WATCH: Drunkard Upstages London Open Borders Activism Lifejackets Stunt

Thousands of lifejackets were laid out on Parliament square this morning in a political stunt attempting to “remind MPs they are failing drowning refugees”.

The 2,500 lifejackets were put in place by campaigners from the International Rescue Committee (IRC) and were taken from the Greek island of Lesbos where they were left by illegal immigrants who had crossed the Mediterranean. London’s Independent news site reports the Committee hoped the stunt would place pressure on the government as the United Nations Migration Summit opened in New York.

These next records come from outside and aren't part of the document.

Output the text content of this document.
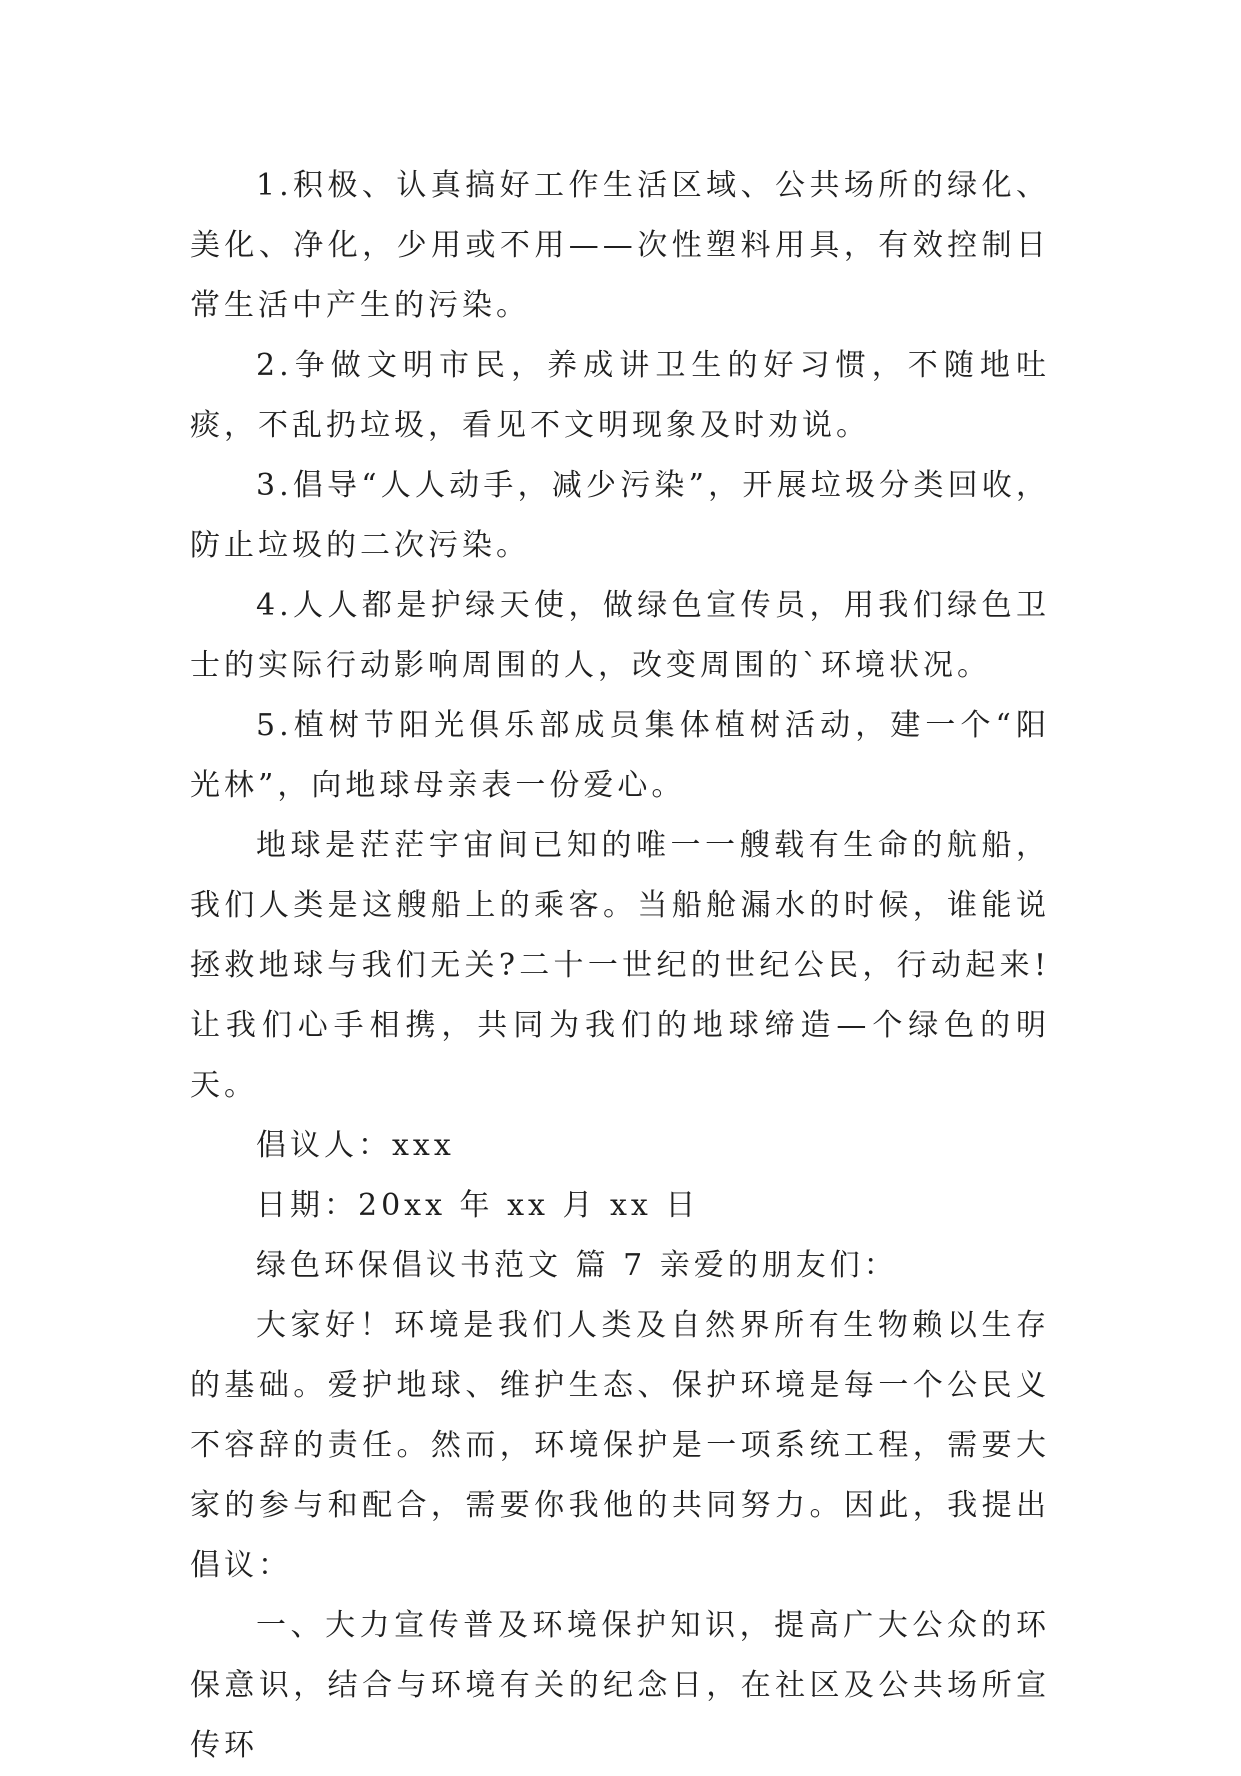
1.积极、认真搞好工作生活区域、公共场所的绿化、美化、净化，少用或不用——次性塑料用具，有效控制日常生活中产生的污染。

2.争做文明市民，养成讲卫生的好习惯，不随地吐痰，不乱扔垃圾，看见不文明现象及时劝说。

3.倡导“人人动手，减少污染”，开展垃圾分类回收，防止垃圾的二次污染。

4.人人都是护绿天使，做绿色宣传员，用我们绿色卫士的实际行动影响周围的人，改变周围的`环境状况。

5.植树节阳光俱乐部成员集体植树活动，建一个“阳光林”，向地球母亲表一份爱心。

地球是茫茫宇宙间已知的唯一一艘载有生命的航船，我们人类是这艘船上的乘客。当船舱漏水的时候，谁能说拯救地球与我们无关?二十一世纪的世纪公民，行动起来!让我们心手相携，共同为我们的地球缔造—个绿色的明天。

倡议人：xxx

日期：20xx 年 xx 月 xx 日

绿色环保倡议书范文 篇 7 亲爱的朋友们：

大家好！环境是我们人类及自然界所有生物赖以生存的基础。爱护地球、维护生态、保护环境是每一个公民义不容辞的责任。然而，环境保护是一项系统工程，需要大家的参与和配合，需要你我他的共同努力。因此，我提出倡议：

一、大力宣传普及环境保护知识，提高广大公众的环保意识，结合与环境有关的纪念日，在社区及公共场所宣传环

Lifejackets Parliament square

IRC director Sanj Srikanthan said of the display of lifejackets in Westminster: “This is meant to represent just some of the people who have died crossing the Mediterranean – refugees fleeing conflict just trying to get to safety.

“650 of these life jackets were used by children, you can still see the Disney stickers on some of them.

“Most of them are provided by smugglers, they are not safety checked, some of them absorb water, they become like an anchor if you fall in the water, especially for a child.

“So, today is meant to represent the tragedy of the modern refugee”.

Lifejackets Parliament square

Yet the stunt was upstaged this morning by an inebriated man who took the opportunity to mock the stunt by feigning drowning.

The mountains of tens of thousands of used lifejackets building on Greek beaches have proved irresistible to some politically charged artists, and the Westminster square stunt this morning is not the first instance of the life preservers being moved in great numbers to European cities to make a point.

lifejackets beach

Thousands of life jackets piled in Greece await disposal / Getty

In February, Chinese dissident artist Ai Weiwei took thousands of lifejackets and wrapped the columns of the Berlin concert house “to highlight the plight of the hundreds of refugees trying to reach Europe every day by sea from Turkey”. The jackets used for the stunt also came from the beaches of Lesbos, with the government on the island having reportedly given the artist 14,000 for his work.